Presenting marketing copy as scholarly work should perhaps include a few footnotes? Like a nod to those who wrote the thorny-crown, hero-myth narratives before you? At least acknowledging the photographers whose work is presumably now in the public domain that crafted the imagery that’s nearly as old as a quick release patent.
Maybe I'm just sentimental about that sorta thing, the sport’s rich history on the eve of the Tour, or the greatest battle it’s known.
Also wondering how best to wear a bottle opener on a necklace. Does it go with a mesh liner and replace the dangly gold chains the Pros wear? Even with current exchange rates and a marketing totem that speaks to my passions, $45.00 is a bit much.
Evoking the past and citing the Kings of Pain to sell kits make sense when no patron since Lance has stepped up to lead the peloton around France.
Tugging Rapha jerseys onto emaciated bodies before the start, Sky also pulls therapeutic “exemption” cliches from the Armstrong era into focus, giving us every reason to speculate doping is still systemic.

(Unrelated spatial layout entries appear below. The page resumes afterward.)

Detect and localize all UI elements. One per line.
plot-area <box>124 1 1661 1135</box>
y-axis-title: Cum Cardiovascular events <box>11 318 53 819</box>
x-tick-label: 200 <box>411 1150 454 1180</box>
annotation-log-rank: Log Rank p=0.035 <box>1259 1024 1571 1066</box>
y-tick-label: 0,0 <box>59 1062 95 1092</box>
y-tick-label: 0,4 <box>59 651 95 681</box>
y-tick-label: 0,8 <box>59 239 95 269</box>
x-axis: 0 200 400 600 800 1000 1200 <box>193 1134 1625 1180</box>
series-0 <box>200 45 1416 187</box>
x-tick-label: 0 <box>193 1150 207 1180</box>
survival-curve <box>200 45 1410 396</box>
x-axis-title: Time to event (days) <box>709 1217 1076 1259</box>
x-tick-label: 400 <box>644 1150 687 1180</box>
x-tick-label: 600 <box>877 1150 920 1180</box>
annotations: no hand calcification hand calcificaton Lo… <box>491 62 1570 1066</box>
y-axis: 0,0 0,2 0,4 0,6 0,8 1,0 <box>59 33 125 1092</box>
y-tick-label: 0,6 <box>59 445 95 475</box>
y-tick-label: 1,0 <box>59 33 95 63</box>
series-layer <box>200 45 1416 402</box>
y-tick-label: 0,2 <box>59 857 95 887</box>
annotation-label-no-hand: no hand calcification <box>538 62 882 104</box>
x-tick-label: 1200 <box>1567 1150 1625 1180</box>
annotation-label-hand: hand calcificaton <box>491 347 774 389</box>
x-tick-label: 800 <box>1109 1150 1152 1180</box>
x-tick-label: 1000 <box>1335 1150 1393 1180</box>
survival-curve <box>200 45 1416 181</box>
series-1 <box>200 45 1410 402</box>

And reminding us how painful the sport really is.
For the fans.
The challenge is that the appeal of the days gone by was that doping wasn't ever-present, ever challenging, while every image we see of a champion cyclist today is accompanied by a footnote about doping, whether that rider is clean or not. That’s why the nostalgia runs so high.
Rapha is bound by this schizo code now that they sponsor Sky. They will invoke both past and present simultaneously and there’s a dissonance to that. Why are they so haphazard? On one hand evoking the past and another a Tour de France contender? It’s because they make art about the most beautiful sport.
They’re pixel perfect, but imperfectly human, like our heroes.